Thu, Sep 6, 2012, 01:00

   

Soccer: Drive 300 kilometres from the Kazakh national team's training complex and you will reach China. But when it comes to soccer, the former Soviet republic prefers to look the other way: Europe. Ten years have passed since Kazakhstan, an oil-rich country five times the size of France, joined Uefa. Within the next decade, the country hopes a German-inspired youth development plan will have it knocking on the door of a major tournament.

"I wouldn't say Asian teams are weaker opponents - there are a lot of good teams - but it's better to be in Europe," Kairat Nurdauletov, says the national team captain. "When you play at Wembley or in Turkey, when the stadium is full and you can't hear yourself think, that's when you really feel like you're a footballer," the 29-year-old midfielder said.

Kazakhstan joined Uefa in April 2002, having resigned its membership of the Asian Football Confederation the previous year. Nurdauletov was an unused substitute during the match he describes as Kazakhstan's biggest achievement since: a 2-1 defeat of Serbia in March 2007. The last decade, however, has also been dogged by political intrigue.
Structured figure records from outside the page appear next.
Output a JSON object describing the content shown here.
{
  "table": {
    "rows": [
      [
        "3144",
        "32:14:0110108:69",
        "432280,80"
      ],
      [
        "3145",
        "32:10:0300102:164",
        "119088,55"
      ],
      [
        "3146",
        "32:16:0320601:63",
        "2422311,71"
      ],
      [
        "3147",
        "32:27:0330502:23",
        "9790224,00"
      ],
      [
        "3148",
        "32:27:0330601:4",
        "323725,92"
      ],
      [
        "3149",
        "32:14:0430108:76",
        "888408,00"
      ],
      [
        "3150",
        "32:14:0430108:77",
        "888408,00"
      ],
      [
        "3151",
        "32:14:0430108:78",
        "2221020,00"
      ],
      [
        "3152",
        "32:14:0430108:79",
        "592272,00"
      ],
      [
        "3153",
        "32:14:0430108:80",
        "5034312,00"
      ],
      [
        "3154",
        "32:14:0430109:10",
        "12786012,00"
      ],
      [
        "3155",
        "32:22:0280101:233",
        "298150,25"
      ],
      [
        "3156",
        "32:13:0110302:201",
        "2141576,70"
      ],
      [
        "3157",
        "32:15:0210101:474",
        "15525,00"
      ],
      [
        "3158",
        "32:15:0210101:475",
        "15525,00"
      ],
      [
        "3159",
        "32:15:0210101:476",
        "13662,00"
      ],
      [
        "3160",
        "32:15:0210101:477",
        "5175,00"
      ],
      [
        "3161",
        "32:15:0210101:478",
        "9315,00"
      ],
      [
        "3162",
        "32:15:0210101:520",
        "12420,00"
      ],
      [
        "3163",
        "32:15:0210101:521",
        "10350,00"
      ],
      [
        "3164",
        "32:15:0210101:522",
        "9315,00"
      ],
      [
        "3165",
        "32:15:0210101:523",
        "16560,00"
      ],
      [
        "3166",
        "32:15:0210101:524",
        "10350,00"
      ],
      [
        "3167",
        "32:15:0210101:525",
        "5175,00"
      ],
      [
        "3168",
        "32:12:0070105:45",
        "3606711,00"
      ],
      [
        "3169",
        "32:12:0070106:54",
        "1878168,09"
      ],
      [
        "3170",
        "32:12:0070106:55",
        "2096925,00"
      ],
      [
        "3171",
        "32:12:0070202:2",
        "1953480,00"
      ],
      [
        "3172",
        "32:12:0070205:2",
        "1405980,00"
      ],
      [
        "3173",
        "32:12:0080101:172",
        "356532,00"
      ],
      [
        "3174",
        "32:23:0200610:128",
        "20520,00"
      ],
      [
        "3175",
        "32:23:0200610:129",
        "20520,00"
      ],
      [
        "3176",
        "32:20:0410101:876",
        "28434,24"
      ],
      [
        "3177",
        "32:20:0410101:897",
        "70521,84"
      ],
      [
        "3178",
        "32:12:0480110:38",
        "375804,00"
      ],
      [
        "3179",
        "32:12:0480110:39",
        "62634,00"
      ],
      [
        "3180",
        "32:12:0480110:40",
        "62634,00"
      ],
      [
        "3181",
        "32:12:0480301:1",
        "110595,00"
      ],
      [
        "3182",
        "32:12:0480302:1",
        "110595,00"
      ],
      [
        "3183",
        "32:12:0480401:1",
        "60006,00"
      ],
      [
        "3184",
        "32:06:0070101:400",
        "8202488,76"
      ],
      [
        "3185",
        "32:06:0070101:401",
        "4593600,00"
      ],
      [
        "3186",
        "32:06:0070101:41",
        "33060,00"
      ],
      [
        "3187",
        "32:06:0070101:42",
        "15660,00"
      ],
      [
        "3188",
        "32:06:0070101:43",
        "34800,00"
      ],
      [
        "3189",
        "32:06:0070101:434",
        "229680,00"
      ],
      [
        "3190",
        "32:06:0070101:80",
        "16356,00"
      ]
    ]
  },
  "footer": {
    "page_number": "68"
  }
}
The former head of the football federation, President Nursultan Nazarbayev's former son-in-law Rakhat Aliyev, fled the country after falling out with Kazakhstan's powerful leader. The new-look federation has recently embarked on a 10-year plan to develop youth football, based on the German model. The German Football Federation will even supervise a programme to install a youth centre at every Premier League club next year.

Clubs will pay qualified coaches around €800 per month to develop children from the age of 10. The federation expects the first crop of trainees to break into the national youth side in five years. "In Germany, it's normal for every club to have something like this," said midfielder Heinrich Schmidtgal. "Here, they're a few years behind, but something is being done."

The countries are bonded by the large ethnic German population inherited by Kazakhstan after independence from the Soviet Union, descendents of the Volga Germans exiled to the steppe by Soviet leader Josef Stalin after the second World War. Schmidtgal, 26, was born in Kazakhstan but spent most of his childhood in Germany. His career in the Bundesliga, where he plays for newly promoted Greuther Fuerth, is a frequent topic of conversation with team mates in the Kazakh national side. "I tell them the level is very high, that you have no time in the game to think about what you're going to do," he said.